Let me begin with a tweet I saw last night, which neatly summarizes a very salient point:

Not sure if the best endorsement of JS engine speed in 2010 is ports of games from 1997...

http://twitter.com/tberman/status/11446377136

Well said. We should be setting the bar higher than this. The choice of Quake II was mainly predicated on the fact that a Java port already existed, and this was just a 20% project (more like -5%, actually -- nights and weekends for the most part). I'm pretty certain Quake III would have ported just as easily (perhaps more easily, as it was written specifically for hardware acceleration and likely leans on the hardware a little more).

So then there's the fact that it's running at frame rates about a third of what's possible on the same hardware in C (or on the JVM, for that matter). There are a few reasons for this:

  • There are inefficiencies still to be worked out in WebGL implementations, especially the expensive frame buffer read-back on Chrome.
  • There are things being done in Javascript that really ought to be done in vertex shaders; this especially applies to things like model animation interpolation, which is a nasty hot spot in the Javascript code that could easily be pushed to the shader.
  • There are some things, such as dealing with packed binary data structures, that are incredibly inefficient in Javascript (and I mean something like 100x slower than JVM or C code). This can be largely mitigated through better APIs, such as the Khronos Group's Typed Arrays spec.
  • This code is fairly idiosyncratic, having been ported from straight C, and exercises some code generation paths in the GWT compiler that could be better optimized (using lots of small arrays, and lots of static methods, still needs some work).

I would be willing to hazard a guess that we could easily get another 30% out of the frame rate with relatively minor tweaks. If the game were written from the ground up to work with web technologies, it would likely be twice as fast on any reasonable metric (frame rate, startup time, etc.). That's an extremely rough estimate, but I'd be willing to bet on it.

So back to our original question. What's the point? What this code currently proves is that it's feasible to build a "real" game on WebGL, including complex game logic, collision detection, and so forth. It also did an excellent job exposing weak spots in the current specs and implementations, information we can and will use to go improve them.

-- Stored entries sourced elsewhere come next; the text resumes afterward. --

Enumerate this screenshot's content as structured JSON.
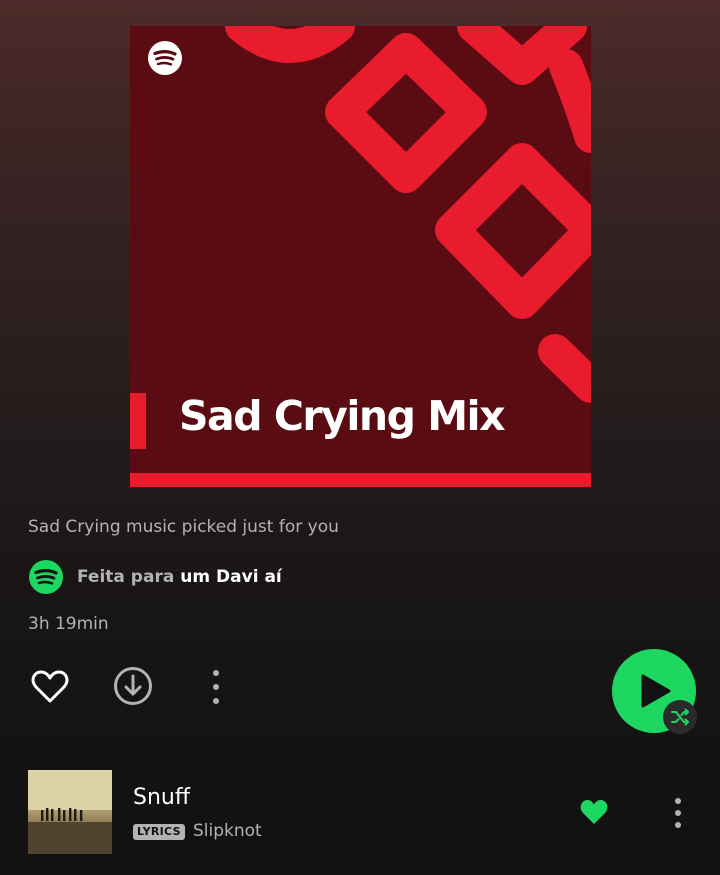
{
  "cover": {
    "title": "Sad Crying Mix",
    "logo_icon": "spotify-logo-icon"
  },
  "playlist": {
    "description": "Sad Crying music picked just for you",
    "owner_prefix": "Feita para",
    "owner_name": "um Davi aí",
    "owner_icon": "spotify-logo-icon",
    "duration": "3h 19min"
  },
  "actions": {
    "like_icon": "heart-outline-icon",
    "download_icon": "download-icon",
    "more_icon": "more-vertical-icon",
    "play_icon": "play-icon",
    "shuffle_icon": "shuffle-icon"
  },
  "tracks": [
    {
      "title": "Snuff",
      "badge": "LYRICS",
      "artist": "Slipknot",
      "liked": true,
      "like_icon": "heart-filled-icon",
      "more_icon": "more-vertical-icon"
    }
  ],
  "colors": {
    "accent": "#1ed760",
    "cover_background": "#5b0b12",
    "cover_pattern": "#e91c2d",
    "text_secondary": "#b3b3b3"
  }
}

Now if I were starting with a plain C code base, I would most likely prefer to port it using a technology like NaCl -- that's what it's for. But while it's not feasible to actually ship games on WebGL yet (it will be a while before it's widely deployed enough for that), one can envision a world where game developers can deploy their games as easily as we currently deploy web pages, and users can play them just as easily. And that's a pretty damned compelling world to imagine.